It can be understood that in the present application the lithium salt may be added directly during the preparation of the composite electrolyte, or the lithium salt may be added in the form of electrolyte solution during the preparation of the battery.

In some embodiments of the present application, the composite electrolyte further includes a plastic crystal, and based on the total mass of the composite electrolyte, a mass content of the plastic crystal is 1% to 10%.

The present application does not particularly limit the plastic crystal, and the plastic crystal may be a plastic crystal commonly used in the art. Exemplarily, the plastic crystal may be butanedinitrile.

The present application utilizes the good physical interaction between butanedinitrile and the electron-rich components (such as an oxygen element, an ester group, etc.) in the composite electrolyte to improve the dynamic bond network structure in the composite electrolyte, so that the composite electrolyte has better physical and mechanical strength; and the use of butanedinitrile can further enhance the interfacial bonding between the organic electrolyte and the inorganic solid electrolyte, reduce the internal impedance of the composite solid electrolyte, and improve the transport of the lithium ions at the interface; at the same time, the strong polar interaction of butanedinitrile and polyurea can produce good adsorption on the anionic groups, reduce the migration of the anionic groups in the composite electrolyte, and reduce the transport resistance of lithium ions in the composite electrolyte, so as to achieve rapid transport.

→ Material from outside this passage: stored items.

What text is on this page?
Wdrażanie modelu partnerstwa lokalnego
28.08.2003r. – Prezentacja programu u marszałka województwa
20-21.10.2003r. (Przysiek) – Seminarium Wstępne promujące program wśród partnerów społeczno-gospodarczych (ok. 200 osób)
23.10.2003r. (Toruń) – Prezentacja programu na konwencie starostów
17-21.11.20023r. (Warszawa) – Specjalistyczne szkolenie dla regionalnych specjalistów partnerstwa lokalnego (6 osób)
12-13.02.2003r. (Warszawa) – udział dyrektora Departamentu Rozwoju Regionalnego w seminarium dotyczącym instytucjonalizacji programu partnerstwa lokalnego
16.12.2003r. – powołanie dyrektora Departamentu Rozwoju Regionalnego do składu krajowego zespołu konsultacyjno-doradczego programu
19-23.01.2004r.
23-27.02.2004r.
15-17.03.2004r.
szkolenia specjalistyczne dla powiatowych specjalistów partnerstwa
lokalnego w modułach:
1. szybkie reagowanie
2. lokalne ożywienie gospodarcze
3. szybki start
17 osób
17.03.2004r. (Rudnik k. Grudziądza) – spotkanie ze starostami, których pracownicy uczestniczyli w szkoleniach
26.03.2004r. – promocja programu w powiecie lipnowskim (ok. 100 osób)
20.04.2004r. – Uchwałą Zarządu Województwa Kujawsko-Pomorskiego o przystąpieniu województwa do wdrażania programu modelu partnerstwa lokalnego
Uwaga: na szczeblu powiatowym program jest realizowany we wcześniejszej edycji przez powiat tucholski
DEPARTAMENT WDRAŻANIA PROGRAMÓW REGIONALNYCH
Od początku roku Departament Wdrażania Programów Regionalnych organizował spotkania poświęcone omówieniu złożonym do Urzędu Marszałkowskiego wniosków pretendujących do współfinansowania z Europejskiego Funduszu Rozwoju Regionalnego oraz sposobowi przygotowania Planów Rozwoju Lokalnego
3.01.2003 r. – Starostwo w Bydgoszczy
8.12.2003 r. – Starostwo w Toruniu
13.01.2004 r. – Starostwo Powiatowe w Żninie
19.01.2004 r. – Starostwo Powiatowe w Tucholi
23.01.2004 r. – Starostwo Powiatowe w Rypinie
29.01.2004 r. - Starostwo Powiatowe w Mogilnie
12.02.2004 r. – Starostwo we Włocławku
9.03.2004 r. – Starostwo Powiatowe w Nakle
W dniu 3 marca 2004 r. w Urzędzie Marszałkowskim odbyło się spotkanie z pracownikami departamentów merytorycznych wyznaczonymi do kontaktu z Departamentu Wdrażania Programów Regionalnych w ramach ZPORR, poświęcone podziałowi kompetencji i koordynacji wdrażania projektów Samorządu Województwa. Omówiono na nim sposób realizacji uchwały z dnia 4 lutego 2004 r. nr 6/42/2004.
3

In some embodiments, when the mass content of the plastic crystal in the composite electrolyte is 1% to 10%, the plastic crystal can interact better with the lithium salt and/or the inorganic solid electrolyte while conserving the plastic crystal, thereby improving the comprehensive performance of the composite electrolyte. In some embodiments, when the mass content of the polymer in the composite electrolyte is 10% to 30%, the mass content of the inorganic solid electrolyte is 50% to 88%, the mass content of the plastic crystal is 1% to 10%, and the mass content of the lithium salt is 1% to 10%, the composite electrolyte has more excellent comprehensive performance.

The present application does not particularly limit the preparation method of the composite electrolyte, and those skilled in the art can freely select a preparation method corresponding to the purpose.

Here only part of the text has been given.